Der Bund der Steuerzahler ist gar nicht gut auf die Beamten zu sprechen. Er wirft der Landesregierung NRW vor, dass sie besser auf die Tarifangleichung an die Angestellten hätte verzichten sollen. Das hätte Hunderte von Millionen Euro eingespart. Außerdem sollten die Reformen im Rentenrecht auf die Beamtenpensionen übertragen werden. Dadurch könnten Milliardenbeträge eingespart werden. Gemeint ist die Heraufsetzung der Lebensarbeitszeit auf 67 Jahre , die Nichtberücksichtigung von Ausbildungszeiten sowie der Einbau eines „Nachhaltigkeitsfaktors“.
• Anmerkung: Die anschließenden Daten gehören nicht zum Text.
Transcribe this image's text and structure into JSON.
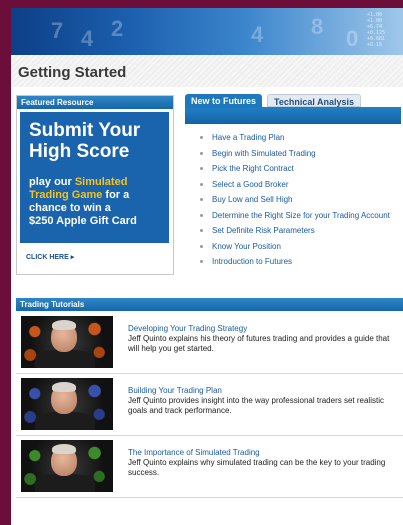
{
  "page_title": "Getting Started",
  "banner": {
    "ticker": [
      "+1.00",
      "+1.00",
      "+6.74",
      "+0.125",
      "+0.681",
      "+0.16"
    ]
  },
  "featured": {
    "header": "Featured Resource",
    "ad_line1": "Submit Your",
    "ad_line2": "High Score",
    "ad_pre": "play our ",
    "ad_highlight1": "Simulated",
    "ad_highlight2": "Trading Game",
    "ad_post1": " for a",
    "ad_post2": "chance to win a",
    "ad_post3": "$250 Apple Gift Card",
    "click_label": "CLICK HERE"
  },
  "tabs": [
    {
      "label": "New to Futures",
      "active": true
    },
    {
      "label": "Technical Analysis",
      "active": false
    }
  ],
  "links": [
    "Have a Trading Plan",
    "Begin with Simulated Trading",
    "Pick the Right Contract",
    "Select a Good Broker",
    "Buy Low and Sell High",
    "Determine the Right Size for your Trading Account",
    "Set Definite Risk Parameters",
    "Know Your Position",
    "Introduction to Futures"
  ],
  "tutorials": {
    "header": "Trading Tutorials",
    "items": [
      {
        "title": "Developing Your Trading Strategy",
        "description": "Jeff Quinto explains his theory of futures trading and provides a guide that will help you get started.",
        "thumb_color": "#c8561c"
      },
      {
        "title": "Building Your Trading Plan",
        "description": "Jeff Quinto provides insight into the way professional traders set realistic goals and track performance.",
        "thumb_color": "#3a4fa8"
      },
      {
        "title": "The Importance of Simulated Trading",
        "description": "Jeff Quinto explains why simulated trading can be the key to your trading success.",
        "thumb_color": "#3d8a2e"
      }
    ]
  }
}
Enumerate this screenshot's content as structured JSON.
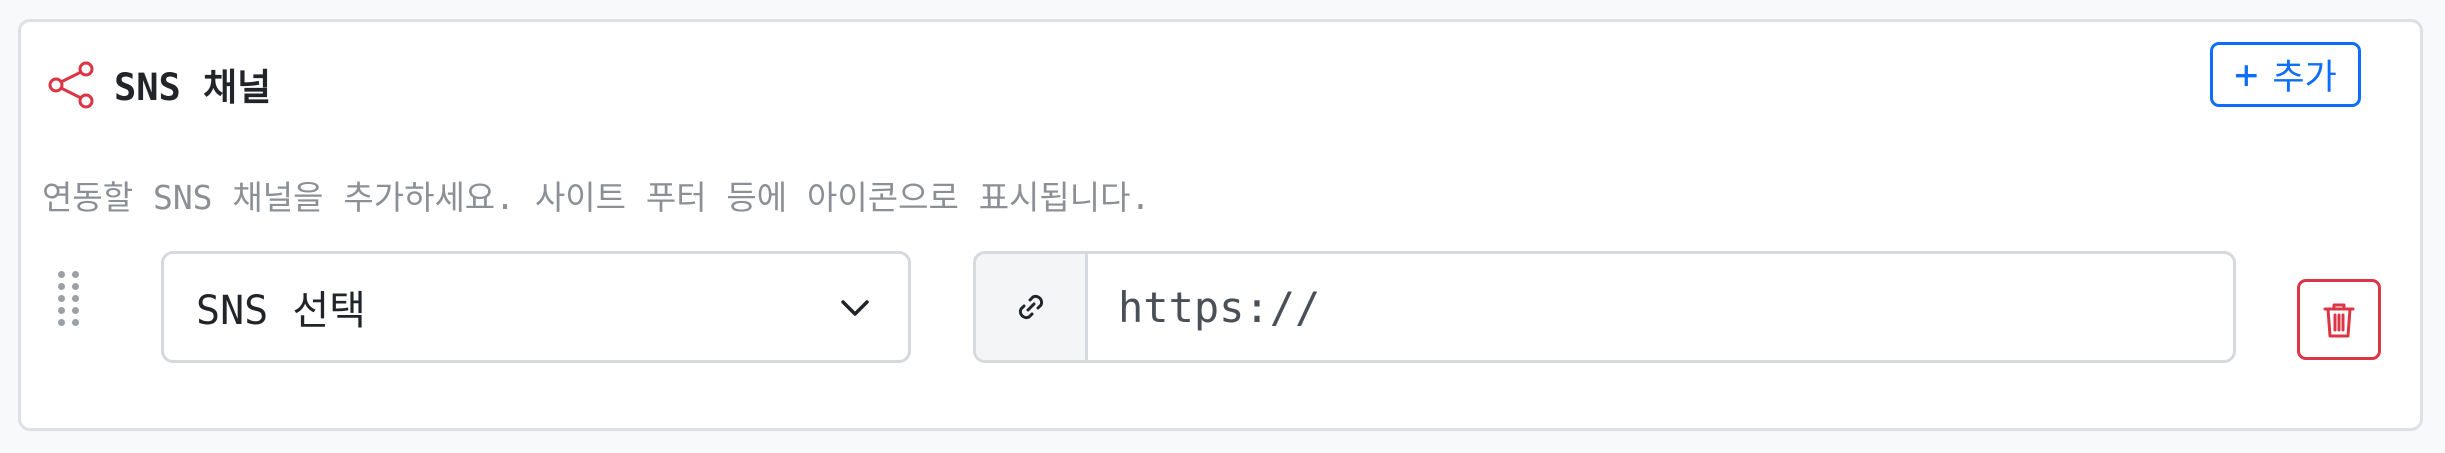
{
  "section": {
    "title": "SNS 채널",
    "icon": "share-icon",
    "description": "연동할 SNS 채널을 추가하세요. 사이트 푸터 등에 아이콘으로 표시됩니다."
  },
  "add_button": {
    "icon": "plus-icon",
    "label": "추가"
  },
  "channel_row": {
    "drag_icon": "drag-handle-icon",
    "select": {
      "selected": "SNS 선택",
      "icon": "chevron-down-icon"
    },
    "url": {
      "prefix_icon": "link-icon",
      "placeholder": "https://",
      "value": ""
    },
    "delete_icon": "trash-icon"
  },
  "colors": {
    "accent": "#0d6efd",
    "danger": "#dc3545",
    "title_icon": "#dc3545",
    "muted_text": "#8a9096",
    "border": "#d6d9dd"
  }
}
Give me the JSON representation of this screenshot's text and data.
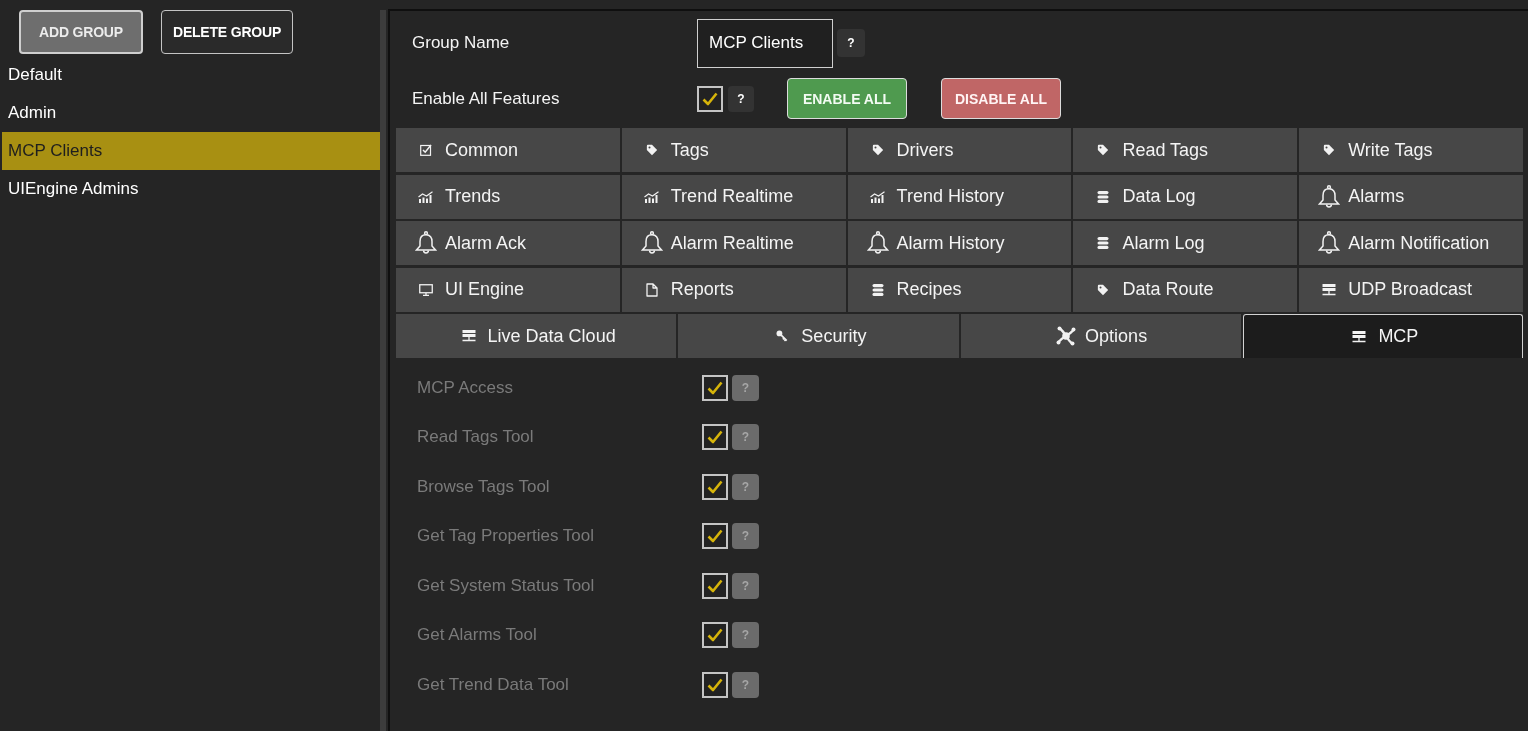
{
  "sidebar": {
    "buttons": [
      {
        "label": "ADD GROUP",
        "disabled": true
      },
      {
        "label": "DELETE GROUP",
        "disabled": false
      }
    ],
    "groups": [
      {
        "label": "Default",
        "selected": false
      },
      {
        "label": "Admin",
        "selected": false
      },
      {
        "label": "MCP Clients",
        "selected": true
      },
      {
        "label": "UIEngine Admins",
        "selected": false
      }
    ]
  },
  "group_form": {
    "group_name": {
      "label": "Group Name",
      "value": "MCP Clients",
      "help": "?"
    },
    "enable_all": {
      "label": "Enable All Features",
      "checked": true,
      "help": "?"
    },
    "buttons": [
      {
        "label": "ENABLE ALL",
        "kind": "enable",
        "disabled": true
      },
      {
        "label": "DISABLE ALL",
        "kind": "disable",
        "disabled": true
      }
    ]
  },
  "feature_tab_rows": [
    {
      "tabs": [
        {
          "label": "Common",
          "selected": false
        },
        {
          "label": "Tags",
          "selected": false
        },
        {
          "label": "Drivers",
          "selected": false
        },
        {
          "label": "Read Tags",
          "selected": false
        },
        {
          "label": "Write Tags",
          "selected": false
        }
      ]
    },
    {
      "tabs": [
        {
          "label": "Trends",
          "selected": false
        },
        {
          "label": "Trend Realtime",
          "selected": false
        },
        {
          "label": "Trend History",
          "selected": false
        },
        {
          "label": "Data Log",
          "selected": false
        },
        {
          "label": "Alarms",
          "selected": false
        }
      ]
    },
    {
      "tabs": [
        {
          "label": "Alarm Ack",
          "selected": false
        },
        {
          "label": "Alarm Realtime",
          "selected": false
        },
        {
          "label": "Alarm History",
          "selected": false
        },
        {
          "label": "Alarm Log",
          "selected": false
        },
        {
          "label": "Alarm Notification",
          "selected": false
        }
      ]
    },
    {
      "tabs": [
        {
          "label": "UI Engine",
          "selected": false
        },
        {
          "label": "Reports",
          "selected": false
        },
        {
          "label": "Recipes",
          "selected": false
        },
        {
          "label": "Data Route",
          "selected": false
        },
        {
          "label": "UDP Broadcast",
          "selected": false
        }
      ]
    },
    {
      "tabs": [
        {
          "label": "Live Data Cloud",
          "selected": false
        },
        {
          "label": "Security",
          "selected": false
        },
        {
          "label": "Options",
          "selected": false
        },
        {
          "label": "MCP",
          "selected": true
        }
      ]
    }
  ],
  "mcp_settings": [
    {
      "label": "MCP Access",
      "checked": true,
      "disabled": true,
      "help": "?"
    },
    {
      "label": "Read Tags Tool",
      "checked": true,
      "disabled": true,
      "help": "?"
    },
    {
      "label": "Browse Tags Tool",
      "checked": true,
      "disabled": true,
      "help": "?"
    },
    {
      "label": "Get Tag Properties Tool",
      "checked": true,
      "disabled": true,
      "help": "?"
    },
    {
      "label": "Get System Status Tool",
      "checked": true,
      "disabled": true,
      "help": "?"
    },
    {
      "label": "Get Alarms Tool",
      "checked": true,
      "disabled": true,
      "help": "?"
    },
    {
      "label": "Get Trend Data Tool",
      "checked": true,
      "disabled": true,
      "help": "?"
    }
  ]
}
Es gibt aber eine sehr gute Zusammenstellung des Deutschen Beamtenbundes unter dem Titel „Die 7 Irrtümer zur Beamtenversorgung“, in dem die Vorurteile den Fakten gegenübergestellt werden.
Lesen Sie diesen Text. Es ist nämlich nötig, dass unseriöse und polemische Beiträge aus der Presse richtig gestellt werden. Auf den Staat kommen in der nächsten Zeit zweifellos gewaltige Pensionsausgaben zu, die durch die starke Einstellung von Beamten in den 70er Jahren, der Überalterung des öffentlichen Dienstes und der mangelnden Vorsorge durch die Politiker zustande kommen. Aber zur Lösung des Problems helfen keine Neiddebatten, sondern nur sachliche Finanzierungsvorschläge.